Inspiration and creativity for each sculpture comes about in various ways. Sometimes when I discover a piece of metal I mentally see it in a particular way for a future sculpture. The musicality of the center portion of Happy Harmony took shape in my mind the moment I was given that piece of metal- and Happy Harmony grew from that vision.
Yet, not all of the pieces for a sculpture may already be at hand. I was instantly enamored with the beautiful curved green pieces that support Heartfelt Symphony. However, the metal braces that I saw as “tuning forks” did not find their way to me until two years later. Once the “tuning forks” arrived, the vision of Heartfelt Symphony began to emerge in my mind.
Then there are times when I go to the bone yard and a piece of metal that has quietly rested there for months, or years, suddenly calls out to me. Pair’a’Scopes came about this way. While looking for a small piece of metal for another sculpture, I moved the yellow, curved brace that holds the two scopes. I was suddenly drawn to that yellow piece of metal and went on a “yellow hunt” in the bone yard. All of the metal in Pair’a’Scopes had been quietly sitting in the bone yard for more than a year. It is fun, rewarding and delightful when one piece of vintage or repurposed metal calls out to another piece of metal, and POOF, it inspires the next metal sculpture.
And then there are times when serendipity explodes, and an inspiring sculpture almost designs itself. Such was the case with “Taking Flight.” I pulled the randomly bent large metal bar that is the top of the sculpture out of a dumpster and immediately saw it as a bird. Then within minutes in another dumpster I found the discarded “skeleton” that is the center of the sculpture! By the end of that day “Taking Flight” was creating smiles, and I love the metamorphous depicted with the cut-outs in the skeleton: first a nest with three eggs, then wings flapping in the nest, then a fledgling, and finally “Taking Flight.”
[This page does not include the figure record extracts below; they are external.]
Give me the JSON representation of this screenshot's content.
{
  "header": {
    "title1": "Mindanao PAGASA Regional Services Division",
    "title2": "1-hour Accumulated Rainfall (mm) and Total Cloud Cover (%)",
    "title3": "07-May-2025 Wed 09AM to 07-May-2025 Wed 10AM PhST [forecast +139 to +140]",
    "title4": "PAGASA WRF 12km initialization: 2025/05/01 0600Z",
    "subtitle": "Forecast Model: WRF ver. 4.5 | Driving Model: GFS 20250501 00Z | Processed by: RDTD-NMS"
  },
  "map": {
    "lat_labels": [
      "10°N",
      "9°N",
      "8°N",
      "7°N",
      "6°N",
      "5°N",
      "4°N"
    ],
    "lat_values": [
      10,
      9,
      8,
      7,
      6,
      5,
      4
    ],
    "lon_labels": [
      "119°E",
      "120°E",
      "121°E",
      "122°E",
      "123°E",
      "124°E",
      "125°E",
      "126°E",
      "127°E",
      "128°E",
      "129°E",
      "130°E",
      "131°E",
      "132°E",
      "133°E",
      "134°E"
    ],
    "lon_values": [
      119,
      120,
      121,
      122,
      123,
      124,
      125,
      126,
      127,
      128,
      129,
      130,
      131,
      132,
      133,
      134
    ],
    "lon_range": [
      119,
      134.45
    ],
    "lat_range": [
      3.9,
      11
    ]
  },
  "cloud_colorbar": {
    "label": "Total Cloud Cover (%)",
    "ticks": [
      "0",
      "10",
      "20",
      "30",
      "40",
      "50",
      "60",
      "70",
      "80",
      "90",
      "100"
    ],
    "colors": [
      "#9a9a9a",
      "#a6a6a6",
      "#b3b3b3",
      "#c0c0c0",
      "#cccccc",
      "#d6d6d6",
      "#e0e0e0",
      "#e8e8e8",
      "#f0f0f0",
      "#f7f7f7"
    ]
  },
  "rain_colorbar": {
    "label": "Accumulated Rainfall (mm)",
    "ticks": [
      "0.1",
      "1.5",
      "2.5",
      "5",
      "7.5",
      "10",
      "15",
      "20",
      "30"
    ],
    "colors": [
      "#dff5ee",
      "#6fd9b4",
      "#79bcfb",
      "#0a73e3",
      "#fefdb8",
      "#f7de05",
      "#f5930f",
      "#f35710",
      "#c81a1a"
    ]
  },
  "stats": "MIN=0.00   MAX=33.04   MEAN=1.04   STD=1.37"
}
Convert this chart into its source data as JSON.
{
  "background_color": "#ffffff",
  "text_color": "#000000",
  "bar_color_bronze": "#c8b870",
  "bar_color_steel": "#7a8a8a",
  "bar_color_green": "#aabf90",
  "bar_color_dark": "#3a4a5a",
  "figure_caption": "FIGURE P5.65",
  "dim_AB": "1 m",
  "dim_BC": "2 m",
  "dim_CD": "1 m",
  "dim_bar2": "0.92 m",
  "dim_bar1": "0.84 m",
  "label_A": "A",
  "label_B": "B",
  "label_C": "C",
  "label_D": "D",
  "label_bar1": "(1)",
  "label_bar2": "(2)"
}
In designing the sculptures I work to arrange pieces in a gentle, pleasing way that brings softness and calm to otherwise harsh and cold metal. As I visualize, design and engineer each sculpture, I keep working with it until the sculpture makes me smile. I call this the “Jan-test.” If a sculpture doesn’t pass the Jan-test, then it doesn’t end up getting created. After all, life is too short not to bring a smile to a face by giving discarded and unwanted, repurposed or vintage metal a second, third or fourth chance.